Играли просто крепкие хорошие ребята, футболисты. Но настолько как-то
Пал Федорыч сплотил их и объединил! Многие ведь из них хотели разбегаться,
но остались. Остались, и я думаю, что не пожалели. Команда провела
несколько сезонов на одном дыхании: выход из первой лиги в высшую,
а потом – сначала Кубок страны, а затем и звание чемпионов. Он любил
по-отечески тех, кто с ним прошел этот путь.
– Как вы с ним отмечали эти золотые дни?
– Ну, Кубок не успели отпраздновать: только выпили шампанское после
игры в раздевалке, а наутро попал в аварию и через неделю скончался
Миша Ерёмин. А осенью, когда они стали чемпионами… Знаете, сначала
как-то даже и непонятно было, а потом – по нарастающей, по нарастающей,
по нарастающей: встречи в редакциях, на телевидении, с руководством.
Тогда ведь ЦСКА был военным клубом. У нас дома есть фото совершенно
замечательные: среди людей в военной форме один Пал Федорыч в гражданском.

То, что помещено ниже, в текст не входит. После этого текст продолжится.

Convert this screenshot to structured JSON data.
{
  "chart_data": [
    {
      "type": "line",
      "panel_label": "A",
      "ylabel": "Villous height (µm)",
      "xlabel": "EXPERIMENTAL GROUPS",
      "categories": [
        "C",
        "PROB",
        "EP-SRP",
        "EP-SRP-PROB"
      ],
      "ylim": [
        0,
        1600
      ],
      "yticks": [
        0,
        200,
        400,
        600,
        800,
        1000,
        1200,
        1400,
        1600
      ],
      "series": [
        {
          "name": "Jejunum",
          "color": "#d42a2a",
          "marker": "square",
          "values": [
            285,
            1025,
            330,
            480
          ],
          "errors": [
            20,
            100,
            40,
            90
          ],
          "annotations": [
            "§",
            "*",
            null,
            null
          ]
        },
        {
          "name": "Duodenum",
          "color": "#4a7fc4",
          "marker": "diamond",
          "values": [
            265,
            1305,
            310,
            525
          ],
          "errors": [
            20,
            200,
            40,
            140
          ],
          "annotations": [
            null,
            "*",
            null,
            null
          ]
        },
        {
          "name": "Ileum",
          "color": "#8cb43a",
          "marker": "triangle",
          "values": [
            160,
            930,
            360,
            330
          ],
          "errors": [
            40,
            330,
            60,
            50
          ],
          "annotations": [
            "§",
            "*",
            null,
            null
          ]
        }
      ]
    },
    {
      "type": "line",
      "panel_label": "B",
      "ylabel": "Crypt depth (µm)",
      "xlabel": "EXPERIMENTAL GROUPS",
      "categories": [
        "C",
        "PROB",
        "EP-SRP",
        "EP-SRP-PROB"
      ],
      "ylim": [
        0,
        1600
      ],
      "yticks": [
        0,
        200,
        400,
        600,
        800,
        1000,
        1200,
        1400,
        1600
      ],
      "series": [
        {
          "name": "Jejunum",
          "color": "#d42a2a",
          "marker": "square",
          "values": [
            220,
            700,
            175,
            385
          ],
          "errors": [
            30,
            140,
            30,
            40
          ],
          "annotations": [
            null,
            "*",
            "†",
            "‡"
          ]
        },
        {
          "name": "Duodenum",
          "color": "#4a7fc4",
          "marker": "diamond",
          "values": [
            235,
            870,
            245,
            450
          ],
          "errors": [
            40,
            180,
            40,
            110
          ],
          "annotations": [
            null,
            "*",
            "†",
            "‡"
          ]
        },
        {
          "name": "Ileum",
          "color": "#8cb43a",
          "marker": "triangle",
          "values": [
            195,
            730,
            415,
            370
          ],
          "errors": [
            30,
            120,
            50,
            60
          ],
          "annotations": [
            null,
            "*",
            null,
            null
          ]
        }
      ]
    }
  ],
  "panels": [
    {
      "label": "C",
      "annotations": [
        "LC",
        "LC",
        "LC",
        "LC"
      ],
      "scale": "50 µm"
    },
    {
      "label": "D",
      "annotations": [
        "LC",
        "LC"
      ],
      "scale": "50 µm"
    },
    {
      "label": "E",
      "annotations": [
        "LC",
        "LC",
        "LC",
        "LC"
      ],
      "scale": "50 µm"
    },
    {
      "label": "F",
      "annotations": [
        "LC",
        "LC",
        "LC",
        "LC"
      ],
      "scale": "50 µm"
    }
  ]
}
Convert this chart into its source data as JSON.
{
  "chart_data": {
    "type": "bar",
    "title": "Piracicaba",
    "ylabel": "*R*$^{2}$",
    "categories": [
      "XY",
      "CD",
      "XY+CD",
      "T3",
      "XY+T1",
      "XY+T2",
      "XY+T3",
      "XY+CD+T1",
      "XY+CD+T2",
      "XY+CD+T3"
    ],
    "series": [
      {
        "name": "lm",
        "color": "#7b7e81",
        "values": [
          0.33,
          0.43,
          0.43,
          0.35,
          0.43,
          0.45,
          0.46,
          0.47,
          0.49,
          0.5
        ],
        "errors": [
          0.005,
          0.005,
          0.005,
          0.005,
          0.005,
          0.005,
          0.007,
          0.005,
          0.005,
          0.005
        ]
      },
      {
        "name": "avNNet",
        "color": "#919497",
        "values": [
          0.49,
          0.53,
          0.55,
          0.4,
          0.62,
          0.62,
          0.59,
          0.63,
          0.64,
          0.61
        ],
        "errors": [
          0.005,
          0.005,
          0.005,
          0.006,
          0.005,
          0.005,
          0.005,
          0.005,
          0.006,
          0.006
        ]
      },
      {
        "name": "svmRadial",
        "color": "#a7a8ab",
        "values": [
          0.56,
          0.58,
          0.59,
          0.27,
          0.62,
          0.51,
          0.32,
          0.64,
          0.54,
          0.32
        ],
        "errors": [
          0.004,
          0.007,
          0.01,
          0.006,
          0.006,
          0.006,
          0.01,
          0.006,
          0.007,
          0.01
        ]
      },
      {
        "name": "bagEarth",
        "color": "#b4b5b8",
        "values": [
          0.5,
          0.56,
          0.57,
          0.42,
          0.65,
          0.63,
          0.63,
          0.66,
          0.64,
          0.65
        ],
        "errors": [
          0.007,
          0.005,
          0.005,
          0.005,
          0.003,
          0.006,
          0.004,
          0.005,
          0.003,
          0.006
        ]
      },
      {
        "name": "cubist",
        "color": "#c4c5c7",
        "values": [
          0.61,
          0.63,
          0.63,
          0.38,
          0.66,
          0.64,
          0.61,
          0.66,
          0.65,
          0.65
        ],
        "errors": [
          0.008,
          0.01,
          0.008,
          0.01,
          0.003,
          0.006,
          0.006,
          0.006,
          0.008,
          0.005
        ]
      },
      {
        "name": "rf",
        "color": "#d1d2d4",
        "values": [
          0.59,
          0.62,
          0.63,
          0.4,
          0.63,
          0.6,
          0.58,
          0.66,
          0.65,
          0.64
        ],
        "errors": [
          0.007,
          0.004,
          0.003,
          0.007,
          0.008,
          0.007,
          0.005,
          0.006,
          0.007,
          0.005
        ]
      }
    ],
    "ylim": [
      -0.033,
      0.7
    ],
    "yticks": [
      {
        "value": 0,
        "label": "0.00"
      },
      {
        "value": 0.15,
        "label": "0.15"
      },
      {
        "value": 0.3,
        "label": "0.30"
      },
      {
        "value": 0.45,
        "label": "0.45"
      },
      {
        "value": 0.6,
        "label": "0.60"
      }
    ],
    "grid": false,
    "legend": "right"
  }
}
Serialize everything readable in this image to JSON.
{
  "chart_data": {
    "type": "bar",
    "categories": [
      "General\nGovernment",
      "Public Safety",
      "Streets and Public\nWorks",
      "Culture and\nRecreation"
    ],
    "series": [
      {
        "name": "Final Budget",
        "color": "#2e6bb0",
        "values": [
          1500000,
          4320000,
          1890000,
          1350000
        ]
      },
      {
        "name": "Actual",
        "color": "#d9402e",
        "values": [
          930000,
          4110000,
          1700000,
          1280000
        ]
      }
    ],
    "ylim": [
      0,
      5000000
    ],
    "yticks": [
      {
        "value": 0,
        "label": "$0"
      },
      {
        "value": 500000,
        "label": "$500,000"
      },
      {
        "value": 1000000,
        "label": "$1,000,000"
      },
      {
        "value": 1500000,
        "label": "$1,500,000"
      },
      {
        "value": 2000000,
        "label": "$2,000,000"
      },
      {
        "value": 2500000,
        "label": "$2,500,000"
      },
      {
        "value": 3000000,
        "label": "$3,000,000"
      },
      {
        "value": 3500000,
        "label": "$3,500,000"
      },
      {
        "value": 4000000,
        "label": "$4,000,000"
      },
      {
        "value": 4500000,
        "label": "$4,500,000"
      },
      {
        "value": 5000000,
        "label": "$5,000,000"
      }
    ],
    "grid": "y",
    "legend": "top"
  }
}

Он принципиально не соглашался ни на звание, ни на форму. Говорил:
«Все заходят, козыряют, а я захожу, подаю руку и говорю «здравствуйте»,
неважно, генералу или полковнику». Но ему-то прощалось, а вот ребят
на встречу с Главнокомандующим в Министерстве обороны обязали надеть
военную форму. И они надели. Тогда как раз пошла мода на длинные
волосы, а так как футболисты у нас всегда были первыми модниками,
то доброй половине команды ЦСКА, чтобы подобрать под фуражки свои
длинные лохматые прически, пришлось просить заколки и шпильки у
подруг и жен. «Ну чудаки! – говорил потом Пал Федорыч. – Я их в
военной форме и не узнал – такие бойцы стоят! Зато потом, когда
на фуршете угощать стали, они фуражки поснимали, и волосы у всех
по плечам посыпались…» Да, это для Пал Федорыча был самый большой
праздник.
ПОСЛЕ ПОРАЖЕНИЙ ЧАСАМИ ХОДИЛ ПО КОМНАТЕ
– Многие из тех, кому довелось общаться с Павлом Федоровичем, в
том числе и мои коллеги, отмечали, что характер у него – просто
огненный, взрывной, импульсивный.
– Так оно и есть. Но Паша ведь еще и очень отходчивый. Вы же видите,
как футбольные тренеры реагируют на происходящее на поле. Семин
выскакивает к бровке и кричит, хотя его слов, может быть, зачастую
никто и не слышит. Газзаев бегает кругами, прыгает, танцует и все
такое. Лобановский сидел, раскачивался. Возле торпедовского Иванова
находиться невозможно было, потому что он ругался так, что ой-ёй-ёй.
А Павел Федорович большей частью молчал. Он все хранил в себе. Естественно,
после полутора часов игры в таком состоянии он мог выложить что
угодно, и многие пользовались этим. А вообще, несмотря на то, что
он был взрывной и импульсивный, думаю, никто не может сказать, что
он был злым или мстительным. Скорее, доброжелательным. Он очень
любил своих футболистов. Мог при разборе игры их костерить на чем
свет стоит, но потом подходил, хлопал по плечу и говорил: «Ничего,
у нас все впереди. Нужно только то и то».
– Приносил Павел Федорович футбол с собой в дом?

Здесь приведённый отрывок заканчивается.